The second candidate this page strongly considered endorsing is Ben Traverse. During his two years of Senate service, Traverse distinguished himself in exhibiting a can-do attitude, an outspoken advocate for student rights and the body’s most prolific legislator. His platform exhibits a strong mastery of campus issues and represents the culmination of three years serving the GW community in multiple capacities. We were particularly interested in his desire to apprise students of their rights in a revised Guide to Student Rights and Responsibility and his desire to fight for increased student rights on campus. His slate’s fight for student representation on the Board of Trustees is an issue The Hatchet has repeatedly supported in staff editorials. The potential of a united president-executive vice presidential administration could improve the efficiency of student government at GW. Traverse also has some solid ideas on student services, such as his proposal for a holiday airport shuttle provided during popular travel times.

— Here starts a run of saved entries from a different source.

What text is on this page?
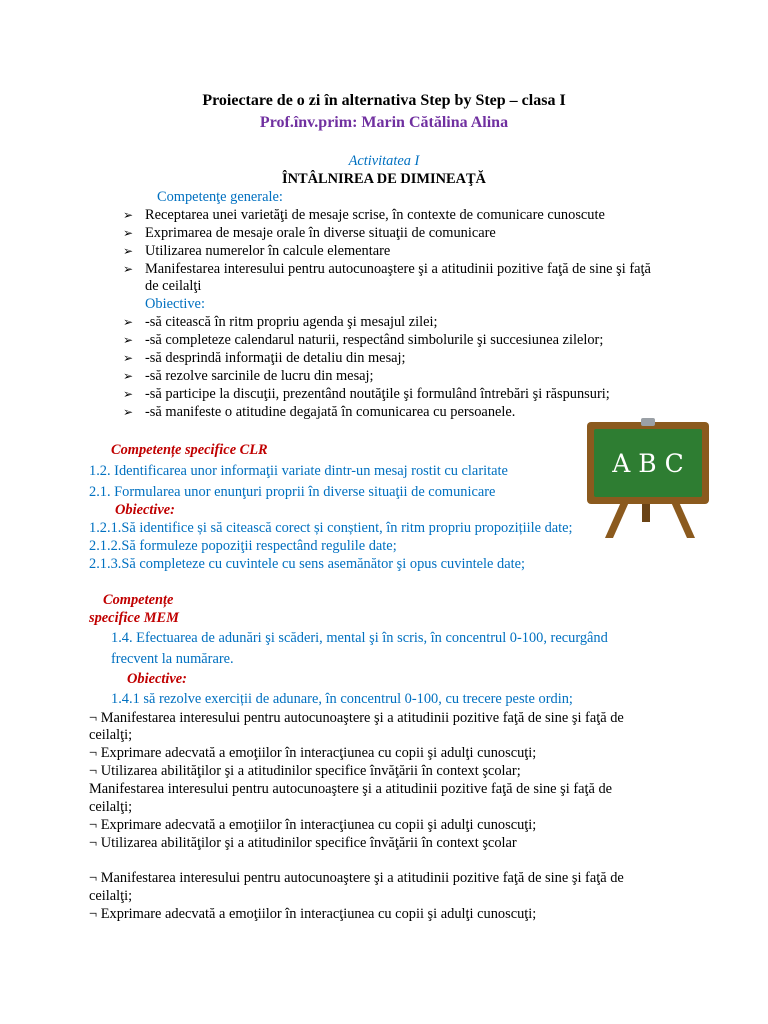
Proiectare de o zi în alternativa Step by Step – clasa I
Prof.înv.prim: Marin Cătălina Alina
Activitatea I
ÎNTÂLNIREA DE DIMINEAŢĂ
Competenţe generale:
➢ Receptarea unei varietăţi de mesaje scrise, în contexte de comunicare cunoscute
➢ Exprimarea de mesaje orale în diverse situaţii de comunicare
➢ Utilizarea numerelor în calcule elementare
➢ Manifestarea interesului pentru autocunoaştere şi a atitudinii pozitive faţă de sine şi faţă
de ceilalţi
Obiective:
➢ -să citească în ritm propriu agenda şi mesajul zilei;
➢ -să completeze calendarul naturii, respectând simbolurile şi succesiunea zilelor;
➢ -să desprindă informaţii de detaliu din mesaj;
➢ -să rezolve sarcinile de lucru din mesaj;
➢ -să participe la discuţii, prezentând noutăţile şi formulând întrebări şi răspunsuri;
➢ -să manifeste o atitudine degajată în comunicarea cu persoanele.
Competențe specifice CLR
1.2. Identificarea unor informaţii variate dintr-un mesaj rostit cu claritate
2.1. Formularea unor enunţuri proprii în diverse situaţii de comunicare
Obiective:
1.2.1.Să identifice și să citească corect și conștient, în ritm propriu propozițiile date;
2.1.2.Să formuleze popoziţii respectând regulile date;
2.1.3.Să completeze cu cuvintele cu sens asemănător şi opus cuvintele date;
A B C
Competențe
specifice MEM
1.4. Efectuarea de adunări şi scăderi, mental şi în scris, în concentrul 0-100, recurgând
frecvent la numărare.
Obiective:
1.4.1 să rezolve exerciții de adunare, în concentrul 0-100, cu trecere peste ordin;
¬ Manifestarea interesului pentru autocunoaştere şi a atitudinii pozitive faţă de sine şi faţă de
ceilalţi;
¬ Exprimare adecvată a emoţiilor în interacţiunea cu copii şi adulţi cunoscuţi;
¬ Utilizarea abilităţilor şi a atitudinilor specifice învăţării în context şcolar;
Manifestarea interesului pentru autocunoaştere şi a atitudinii pozitive faţă de sine şi faţă de
ceilalţi;
¬ Exprimare adecvată a emoţiilor în interacţiunea cu copii şi adulţi cunoscuţi;
¬ Utilizarea abilităţilor şi a atitudinilor specifice învăţării în context şcolar
¬ Manifestarea interesului pentru autocunoaştere şi a atitudinii pozitive faţă de sine şi faţă de
ceilalţi;
¬ Exprimare adecvată a emoţiilor în interacţiunea cu copii şi adulţi cunoscuţi;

While Traverse is an incredibly compelling candidate – and one who enjoyed this page’s support in many of his legislative fights – his vision for the role of the SA president directly diverges from what the SA needs right now. It needs someone removed from this year’s political squabbles and gridlock. While Traverse stood up against irresponsible executive spending when it was unpopular to do so, he allowed the enmity that stemmed from the incident to deteriorate the executive-Senate relationship, at the direct detriment of students. Traverse’s platform is largely focused on advocating for issues on which the Student Association is unlikely to effect any substantial change. While recognizing big-picture issues such as the lack of quality in Aramark’s dining services and the need to have students on the Board of Trustees is important, it is equally important for an SA president to recognize his or her inability to change those issues and move on to other issues on which they can make a difference. It is on this issue where Traverse and Calloway contrast most prominently. Whereas Traverse views the SA as a large-scale advocacy organization, Calloway recognizes the SA can be most effective as a provider of services to improve the lives of GW students.

Jon Ostrower brings some excellent ideas to the table. His focus on improving the class registration system – while focused on the actual process of registration rather than a more significant online waitlist system – is admirable. Ostrower is the candidate who best articulates a coherent policy on medical amnesty, recognizing the need for UPD dispatch for safety purposes but the simultaneous need for their incident reports to not be included in a student’s permanent judicial record, shows an impressive understanding for nuance. Ostrower also has a quantifiable record of getting things done through his service in the Residence Hall Association.

Audai Shakour has an incredibly sincere passion for serving students and for student government in general. Shakour distinguished himself by approaching The Hatchet with thorough, pragmatic ideas drawn from real experiences at other colleges around the country. Like many other candidates, Shakour expressed a desire to create a Craig’s List-style Web site for students, and should be commended for such a stance. While he is charismatic and passionate, his lack of student government experience in knowing how to get things done separates him from other candidates.

The Student Association has made substantial strides in returning to relevance in the lives of students. There is still substantial work to do. It is imperative that the student body elects an individual poised to build on Omar Woodard’s success this year, and be in a position to make up for some of his weaknesses – most notably his inability to work with the Senate. C.J. Calloway represents another charismatic, forward thinking yet pragmatic candidate for the job and The Hatchet is proud to endorse him.